Wehrlein's move to Porsche was a contentious one as Mahindra felt it had a deal with him in place. The final couple of Gen2 seasons were at times tough for Wehrlein, but he still took a breakthrough win at Mexico City three years after di Grassi snatched the trophy from his grasp.
But the 2022 campaign was otherwise a disastrous one for Porsche, where it finished a lame seventh in the final standings, and at times Wehrlein lost patience.
Behind the scenes, the Gen3 preparation was intense and, despite a hefty practice accident in Hyderabad in February 2023, Wehrlein took to the new pack-racing chessboard powerplays well.
By 2024, he took his title - which in truth always felt like it was coming. Of the drivers to have won the crown it is perhaps Wehrlein, who has continuity of a close-working relationship with the tight-knit Porsche team, who is most likely to become only FE's second double-champion.
1 Jean-Eric Vergne

Few argue that Vergne isn't the best-ever Formula E driver when his achievements are stock-taken. With two titles and 11 wins from 147 starts the stats are impressive - but perhaps more so is the story behind his success.
We have recounted on these pages before the mindset that Vergne found himself in back in December 2014.
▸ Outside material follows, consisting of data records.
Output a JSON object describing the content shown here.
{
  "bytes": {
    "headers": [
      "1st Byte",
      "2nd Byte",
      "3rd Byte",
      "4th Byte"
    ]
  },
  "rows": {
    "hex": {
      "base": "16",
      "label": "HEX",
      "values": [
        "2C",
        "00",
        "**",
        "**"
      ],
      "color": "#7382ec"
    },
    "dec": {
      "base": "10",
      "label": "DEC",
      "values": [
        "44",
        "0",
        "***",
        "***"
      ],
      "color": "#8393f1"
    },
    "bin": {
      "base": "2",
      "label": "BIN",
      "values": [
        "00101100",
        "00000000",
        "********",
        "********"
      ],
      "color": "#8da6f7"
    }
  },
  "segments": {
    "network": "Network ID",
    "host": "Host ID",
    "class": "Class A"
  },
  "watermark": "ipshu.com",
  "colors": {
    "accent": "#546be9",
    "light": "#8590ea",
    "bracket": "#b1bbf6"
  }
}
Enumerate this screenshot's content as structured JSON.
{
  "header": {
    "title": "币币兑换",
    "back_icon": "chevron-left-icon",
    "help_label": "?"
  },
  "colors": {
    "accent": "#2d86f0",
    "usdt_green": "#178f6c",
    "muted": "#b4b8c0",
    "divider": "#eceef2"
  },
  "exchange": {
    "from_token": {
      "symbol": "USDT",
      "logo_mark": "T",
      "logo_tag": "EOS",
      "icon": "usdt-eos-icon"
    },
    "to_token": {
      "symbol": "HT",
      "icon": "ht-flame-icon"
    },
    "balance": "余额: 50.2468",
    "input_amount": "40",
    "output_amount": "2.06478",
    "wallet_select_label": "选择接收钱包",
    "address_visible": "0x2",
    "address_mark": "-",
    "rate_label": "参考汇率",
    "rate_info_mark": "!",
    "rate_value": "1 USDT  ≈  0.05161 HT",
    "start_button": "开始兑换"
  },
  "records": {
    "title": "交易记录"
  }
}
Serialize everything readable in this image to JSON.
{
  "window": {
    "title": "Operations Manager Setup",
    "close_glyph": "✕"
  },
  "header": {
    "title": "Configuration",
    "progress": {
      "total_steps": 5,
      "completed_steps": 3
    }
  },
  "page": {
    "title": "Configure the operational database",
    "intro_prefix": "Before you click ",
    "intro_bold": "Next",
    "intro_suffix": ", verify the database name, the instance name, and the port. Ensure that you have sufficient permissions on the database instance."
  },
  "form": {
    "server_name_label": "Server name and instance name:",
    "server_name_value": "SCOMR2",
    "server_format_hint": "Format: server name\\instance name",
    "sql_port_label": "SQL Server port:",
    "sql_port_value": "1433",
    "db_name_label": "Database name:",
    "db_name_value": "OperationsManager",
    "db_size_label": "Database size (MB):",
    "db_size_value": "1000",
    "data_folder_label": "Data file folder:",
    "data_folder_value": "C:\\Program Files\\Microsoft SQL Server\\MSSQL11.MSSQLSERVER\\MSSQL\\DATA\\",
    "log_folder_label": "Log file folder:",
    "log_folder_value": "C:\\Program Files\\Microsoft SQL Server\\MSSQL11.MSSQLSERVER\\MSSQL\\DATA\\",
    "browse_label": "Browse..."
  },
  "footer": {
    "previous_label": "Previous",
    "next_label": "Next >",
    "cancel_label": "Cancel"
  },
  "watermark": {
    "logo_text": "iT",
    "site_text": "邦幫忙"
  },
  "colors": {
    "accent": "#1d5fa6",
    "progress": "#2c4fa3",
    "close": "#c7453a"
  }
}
It was a traumatic time after being somewhat harshly cast aside by Red Bull and losing his Toro Rosso drive and then going through the trauma of seeing childhood friend Jules Bianchi injured in his ultimately fatal Suzuka accident in 2014.
On track, however, Vergne carved a sublime niche in Formula E and despite a messy season with DS Virgin in 2015-16, he was reborn with Techeetah, a team that he was completely integral in making into a reality.
From there, he has created a new life away from F1 and one that has provided something that he previously found difficult to grasp: contentment in his profession, despite the tumultuous end to his F1 dream.
In recent seasons, Vergne's star has waned a little with just one victory so far in the Gen3 era. But he's still a template for consistent performances and being a threat to a new breed of razor-sharp racers such as Wehrlein, Nick Cassidy and Rowland shows just what a force he is.